31 janeiro 2006

Estás melhor agora?

F. não resiste ao jogo. Está-lhe no sangue e com o sangue não se luta, quando muito permitem-se algumas escaramuças, mas a rendição é certa sem ser necessário chegar-se ao segundo round. Um desafio para uma sueca, dez cêntimos a vasa já chegam para adormecer F. e fazê-lo esquecer obrigações, devoções e outros rituais diários. O local pouco importa, seja na roda de velhotes sentados à mesa do jardim, na viagem de barco para Lisboa, ou até na sala de espera do Centro de Saúde. Já foi um problema sério, agora não passa de uma compulsão semi controlada. F. disciplinou-se, continua a jogar mas sem o fulgor de outrora. Falta-lhe a vista e falta-lhe a memória. atributos fundamentais para se dominar os prodígios da sueca a dinheiro. Agora, idos já os tempos da glória lambida, diverte-me vê-lo ensinar aos mais novos algumas das manhas e truques do carteio, ardis da troca de sinais.

Embevece-me (e estarrece-me) ver que dois jogadores profissionais podem comunicar por sinais inimagináveis. Vejo F. mostrar à jovem assistência que dois parceiros podem pedir um ao outro um determinado naipe através do copo de cerveja que ambos bebem, dando golos mais ou menos prolongados num líquido cuja espuma há-de marcar o copo em sequências de anéis brancos. É verdade que nunca fui grande jogador de cartas, mas estou absolutamente absorto na explicação. É quando entra na conversa um outro ex-jogador, cúmplice e parceiro de F. em muitas ocasiões. "Oh F. tu lembras-te uma vez que ganhaste um galo a um gajo do Montijo?". A plateia agitou-se, F. sorriu meio constrangido. "Pois é, este melro um belo dia desafiou um tipo para uma jogatana... A parada foi subindo, o outro não tinha muito dinheiro, mas tinha um galo!". F. agitou-se na cadeira. "Lá ganhou o galo ao outro..." Não percebi o espanto, o parceiro calou-se, F. ria baixinho. "Oh meus senhores, isto a quem sabe nunca esquece, vocês nunca se deixem entusiasmar pelas histórias deste melro porque agora ele só conta o resto se lhe pagarem uma imperial!".
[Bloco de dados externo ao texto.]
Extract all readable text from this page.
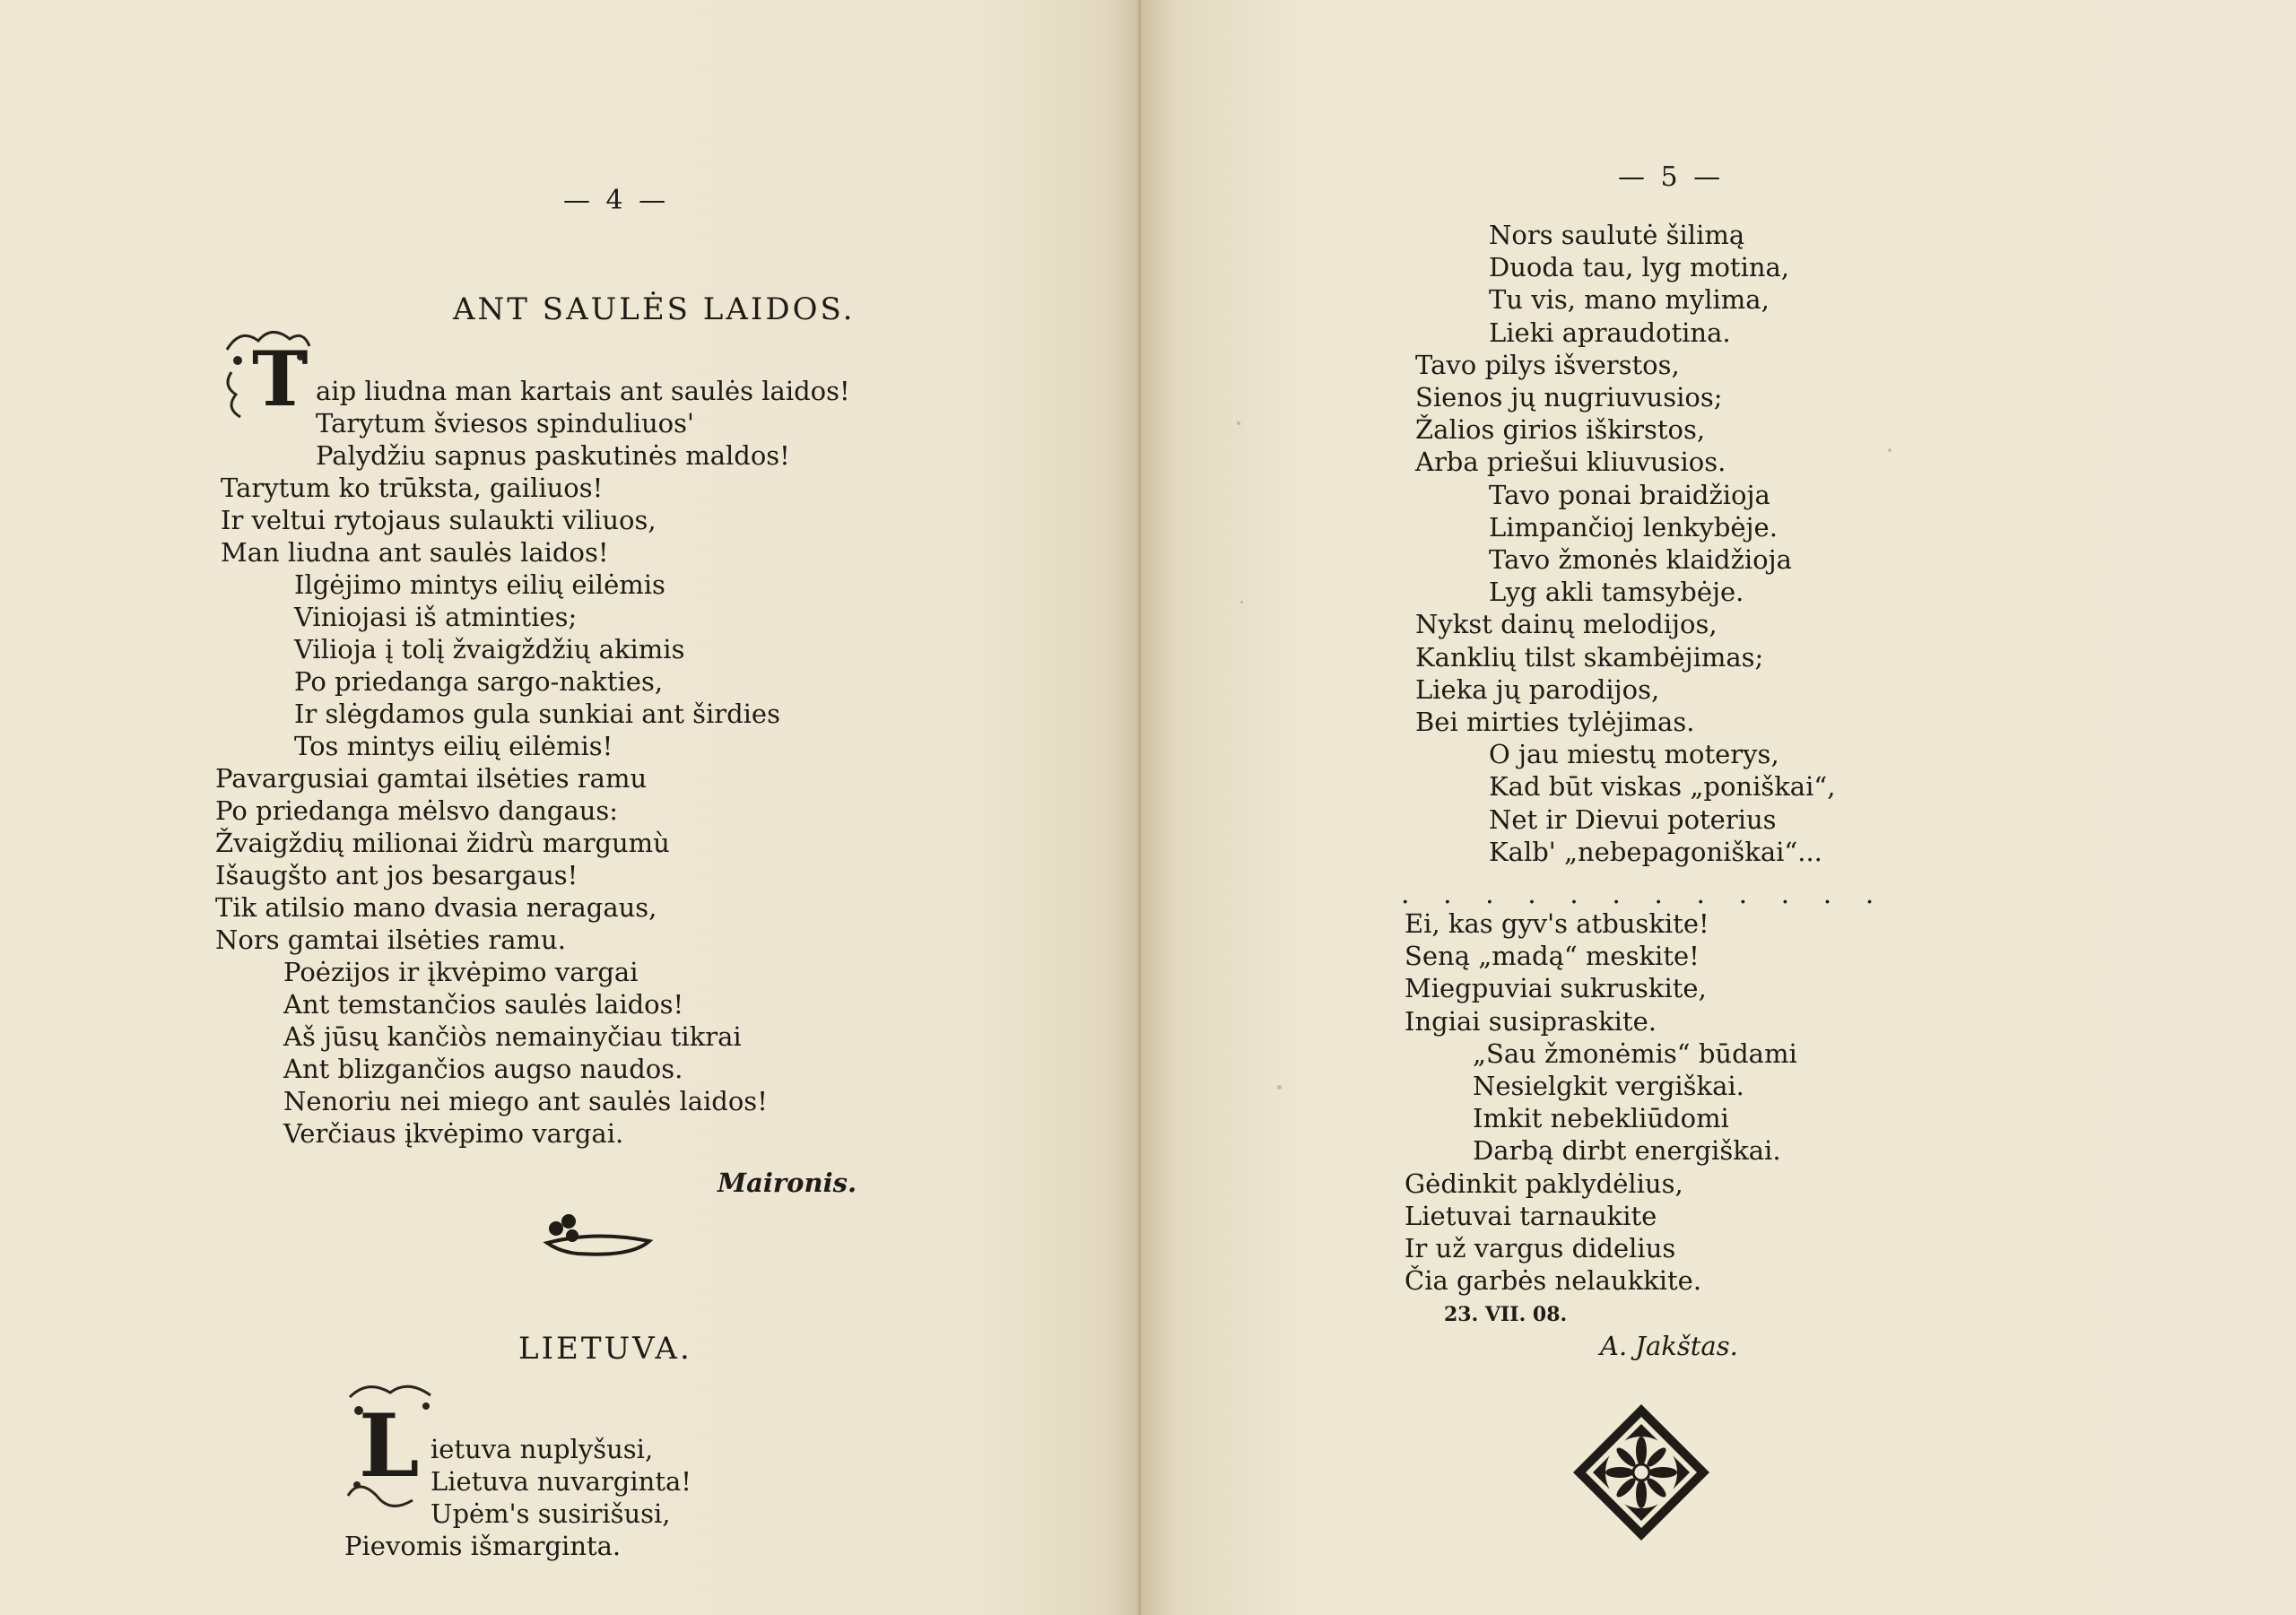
— 4 —
ANT SAULĖS LAIDOS.
T aip liudna man kartais ant saulės laidos!
Tarytum šviesos spinduliuos'
Palydžiu sapnus paskutinės maldos!
Tarytum ko trūksta, gailiuos!
Ir veltui rytojaus sulaukti viliuos,
Man liudna ant saulės laidos!
Ilgėjimo mintys eilių eilėmis
Viniojasi iš atminties;
Vilioja į tolį žvaigždžių akimis
Po priedanga sargo-nakties,
Ir slėgdamos gula sunkiai ant širdies
Tos mintys eilių eilėmis!
Pavargusiai gamtai ilsėties ramu
Po priedanga mėlsvo dangaus:
Žvaigždių milionai židrù margumù
Išaugšto ant jos besargaus!
Tik atilsio mano dvasia neragaus,
Nors gamtai ilsėties ramu.
Poėzijos ir įkvėpimo vargai
Ant temstančios saulės laidos!
Aš jūsų kančiòs nemainyčiau tikrai
Ant blizgančios augso naudos.
Nenoriu nei miego ant saulės laidos!
Verčiaus įkvėpimo vargai.
Maironis.
LIETUVA.
L ietuva nuplyšusi,
Lietuva nuvarginta!
Upėm's susirišusi,
Pievomis išmarginta.
— 5 —
Nors saulutė šilimą
Duoda tau, lyg motina,
Tu vis, mano mylima,
Lieki apraudotina.
Tavo pilys išverstos,
Sienos jų nugriuvusios;
Žalios girios iškirstos,
Arba priešui kliuvusios.
Tavo ponai braidžioja
Limpančioj lenkybėje.
Tavo žmonės klaidžioja
Lyg akli tamsybėje.
Nykst dainų melodijos,
Kanklių tilst skambėjimas;
Lieka jų parodijos,
Bei mirties tylėjimas.
O jau miestų moterys,
Kad būt viskas „poniškai“,
Net ir Dievui poterius
Kalb' „nebepagoniškai“...
Ei, kas gyv's atbuskite!
Seną „madą“ meskite!
Miegpuviai sukruskite,
Ingiai susipraskite.
„Sau žmonėmis“ būdami
Nesielgkit vergiškai.
Imkit nebekliūdomi
Darbą dirbt energiškai.
Gėdinkit paklydėlius,
Lietuvai tarnaukite
Ir už vargus didelius
Čia garbės nelaukkite.
. . . . . . . . . . . .
23. VII. 08.
A. Jakštas.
Sinto-me apanhado. Aceno ao empregado que por detrás do balcão não perde pitada. Parece um leilão, um aceno afirmativo faz subir o meu débito no balcão mas garante-me a continuidade da história. "Era uma estampa, o galo!". Um gole na cerveja, a língua que passa a limpar a espuma. "Aqui o F. tinha vindo de bicicleta e atou um baraço à perna do galo mas o raio do bicho não parava quieto e de cada vez que batia as asas fazia voar as cartas de cima da mesa...". "Houve mais um jogo e as coisas não estavam a correr lá muito bem, começámos a perder que nem uns anjinhos e o F. já estava a ficar chateado; era o galo que dava galo, dizia ele! O bicho não parava quieto um segundo e o F. pediu um saco de plástico à dona do café e meteu-o dentro do saco e atou tudo ao quadro da bicicleta...". "Aquilo correu mesmo muito mal! Perdemos um bom bocado de dinheiro, até tive de meter algum pelo F.". "Quando chegámos cá fora, o bom do galo não se mexia dentro do saco, o F. desatou o baraço e não é que raio do galo estava morto?". F. levantou-se ligeiramente irritado pela memória. "Estás melhor agora? Eu teso e tu morto!"